We gave each juror a nickname so we could remember them. They were: the Schoolteacher (forewoman), Glasses Girl, Grandpa, Fat Somerville Guy, Recording Studio Guy, Urkel, the Canal (a woman born in Panama), Waltham Mom, the Waitress, Construction Guy (properly a wood-floor installer, a surly squinty-eyed piece of work whom we worried about from the start), Concord Housewife, Truck Driver (actually a delivery guy for a commercial food-supply company), Braces Woman (alternate), and the Bartender (alternate). They had nothing in common except their glaring lack of qualifications for the job. It was almost comical how ignorant they were of the law, of how trials worked, even of this case, which had been splashed all over the newspapers and evening news. They were chosen for their perfect ignorance of these things. That is how the system works. In the end, the lawyers and judges happily step aside and hand the entire process over to a dozen complete amateurs. It would be funny if it were not so perverse. How futile the whole project is. Surely Jacob must have realized it as he looked at those fourteen blank faces. The towering lie of the criminal justice system-that we can reliably determine the truth, that we can know “beyond a reasonable doubt” who is guilty and who is not-is built on this whopper of an admission: after a thousand years or so of refining the process, judges and lawyers are no more able to say what is true than a dozen knuckleheads selected at random off the street. Jacob must have shivered at the thought.
26
T hat night, over dinner, in the safety of our kitchen, we chattered excitedly. Words came tumbling, grumbles, boasts, fears. We were working off nervous energy more than anything else.
Laurie did her best to keep all the talk going. She was evidently exhausted from a sleepless night and a long day, but she always believed that the more we talked, the better off we would all be. So she posed questions and confessed her own fears and kept passing dishes of food, inviting us to talk and talk. In these light moments, I glimpsed the old effervescent Laurie-or rather, I heard her, for her voice never aged. In every other way Laurie withered during Jacob’s crisis: her eyes looked sunken and haunted, her peaches-and-cream complexion became sallow and cracked. But her voice was gloriously untouched. When she opened her mouth, out came the same teenage girl’s voice I had first heard nearly thirty-five years before. It was like a phone call from 1974.
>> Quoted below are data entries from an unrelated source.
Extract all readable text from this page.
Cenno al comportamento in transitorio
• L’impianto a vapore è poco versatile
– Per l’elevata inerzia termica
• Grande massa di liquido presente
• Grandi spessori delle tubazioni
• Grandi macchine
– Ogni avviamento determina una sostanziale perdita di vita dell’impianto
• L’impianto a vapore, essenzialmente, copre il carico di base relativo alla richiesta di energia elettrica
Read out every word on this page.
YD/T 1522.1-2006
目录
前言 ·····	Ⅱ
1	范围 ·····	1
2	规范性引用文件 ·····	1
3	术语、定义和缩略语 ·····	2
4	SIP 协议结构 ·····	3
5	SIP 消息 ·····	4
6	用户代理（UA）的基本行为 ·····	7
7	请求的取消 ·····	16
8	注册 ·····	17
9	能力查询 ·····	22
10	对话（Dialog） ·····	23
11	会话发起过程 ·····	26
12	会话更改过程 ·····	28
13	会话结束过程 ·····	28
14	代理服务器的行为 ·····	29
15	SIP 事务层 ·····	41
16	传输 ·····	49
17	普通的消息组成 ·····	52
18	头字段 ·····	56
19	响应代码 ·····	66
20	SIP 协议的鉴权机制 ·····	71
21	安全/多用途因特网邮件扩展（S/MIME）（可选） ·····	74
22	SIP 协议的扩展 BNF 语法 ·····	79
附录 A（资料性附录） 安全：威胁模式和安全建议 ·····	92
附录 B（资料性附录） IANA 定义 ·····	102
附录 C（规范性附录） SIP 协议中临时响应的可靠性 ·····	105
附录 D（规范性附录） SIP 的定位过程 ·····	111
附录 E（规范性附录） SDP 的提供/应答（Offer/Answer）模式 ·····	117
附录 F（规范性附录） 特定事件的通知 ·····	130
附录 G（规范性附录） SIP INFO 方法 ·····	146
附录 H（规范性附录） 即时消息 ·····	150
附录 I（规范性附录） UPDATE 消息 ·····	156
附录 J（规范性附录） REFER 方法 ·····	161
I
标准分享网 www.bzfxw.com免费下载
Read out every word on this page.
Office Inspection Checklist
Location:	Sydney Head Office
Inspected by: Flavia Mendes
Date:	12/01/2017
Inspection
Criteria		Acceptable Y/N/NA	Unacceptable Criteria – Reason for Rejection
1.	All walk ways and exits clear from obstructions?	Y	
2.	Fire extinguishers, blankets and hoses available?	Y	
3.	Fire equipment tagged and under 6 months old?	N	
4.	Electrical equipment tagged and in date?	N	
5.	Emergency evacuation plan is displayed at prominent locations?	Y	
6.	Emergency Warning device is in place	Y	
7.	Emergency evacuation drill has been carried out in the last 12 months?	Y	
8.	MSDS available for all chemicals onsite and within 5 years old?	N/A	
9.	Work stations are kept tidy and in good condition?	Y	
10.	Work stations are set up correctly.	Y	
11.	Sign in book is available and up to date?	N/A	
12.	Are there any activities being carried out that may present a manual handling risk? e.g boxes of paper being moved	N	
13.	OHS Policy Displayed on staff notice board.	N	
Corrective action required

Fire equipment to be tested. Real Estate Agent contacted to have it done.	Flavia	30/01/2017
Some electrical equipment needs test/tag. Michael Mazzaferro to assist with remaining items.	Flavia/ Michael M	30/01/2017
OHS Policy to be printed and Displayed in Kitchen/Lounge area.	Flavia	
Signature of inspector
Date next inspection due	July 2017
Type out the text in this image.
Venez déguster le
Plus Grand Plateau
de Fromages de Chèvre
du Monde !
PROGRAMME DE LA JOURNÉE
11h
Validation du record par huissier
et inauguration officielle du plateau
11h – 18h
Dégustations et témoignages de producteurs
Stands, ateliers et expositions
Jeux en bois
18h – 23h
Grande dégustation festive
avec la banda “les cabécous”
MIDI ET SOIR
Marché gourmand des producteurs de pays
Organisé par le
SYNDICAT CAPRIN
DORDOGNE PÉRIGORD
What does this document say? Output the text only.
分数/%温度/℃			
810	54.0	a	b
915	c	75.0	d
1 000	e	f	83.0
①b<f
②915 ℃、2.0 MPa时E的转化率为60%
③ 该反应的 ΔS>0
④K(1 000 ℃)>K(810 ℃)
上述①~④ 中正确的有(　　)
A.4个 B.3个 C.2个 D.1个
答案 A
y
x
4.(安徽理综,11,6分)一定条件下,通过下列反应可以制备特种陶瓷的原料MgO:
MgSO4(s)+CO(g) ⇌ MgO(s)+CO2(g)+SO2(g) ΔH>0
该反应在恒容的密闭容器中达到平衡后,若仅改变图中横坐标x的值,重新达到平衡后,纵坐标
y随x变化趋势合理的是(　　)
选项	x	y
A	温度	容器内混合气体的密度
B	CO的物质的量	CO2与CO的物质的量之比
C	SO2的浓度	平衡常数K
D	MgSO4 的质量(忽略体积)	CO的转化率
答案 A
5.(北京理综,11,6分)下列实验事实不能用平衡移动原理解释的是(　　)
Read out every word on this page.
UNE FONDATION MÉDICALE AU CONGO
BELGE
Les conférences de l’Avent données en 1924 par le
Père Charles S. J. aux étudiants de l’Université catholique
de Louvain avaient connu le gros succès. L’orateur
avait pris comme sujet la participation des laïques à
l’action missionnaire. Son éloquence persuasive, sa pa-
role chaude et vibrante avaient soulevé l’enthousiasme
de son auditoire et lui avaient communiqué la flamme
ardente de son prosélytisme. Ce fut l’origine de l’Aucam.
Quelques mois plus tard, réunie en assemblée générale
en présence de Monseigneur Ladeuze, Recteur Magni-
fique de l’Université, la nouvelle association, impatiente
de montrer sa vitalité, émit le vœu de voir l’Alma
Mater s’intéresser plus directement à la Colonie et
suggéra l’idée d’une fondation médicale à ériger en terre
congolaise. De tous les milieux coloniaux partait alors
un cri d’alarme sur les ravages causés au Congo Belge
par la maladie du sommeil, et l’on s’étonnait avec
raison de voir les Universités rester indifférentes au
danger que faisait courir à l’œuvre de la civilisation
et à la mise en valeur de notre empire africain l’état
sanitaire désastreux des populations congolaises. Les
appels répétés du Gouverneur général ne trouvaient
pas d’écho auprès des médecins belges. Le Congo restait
At one point Jacob said of the jury, “I don’t think they liked me, just the way they were looking at me.”
“Jacob, they’ve only been in the box one day. Give them a chance. Besides, so far all they know about you is that you’ve been accused of murder. What do you expect them to think?”
“They’re not supposed to think anything yet.”
“They’re human, Jake. Just don’t give them any reason to dislike you, that’s all you can do. Stay cool. No reactions. None of your faces.”
“What faces?”
“You have a face you make when you’re not paying attention. You scowl.”
“I don’t scowl!”
“You do.”
“Mom, do I scowl?”
“I haven’t noticed it. Sometimes your father gets carried away with the strategy.”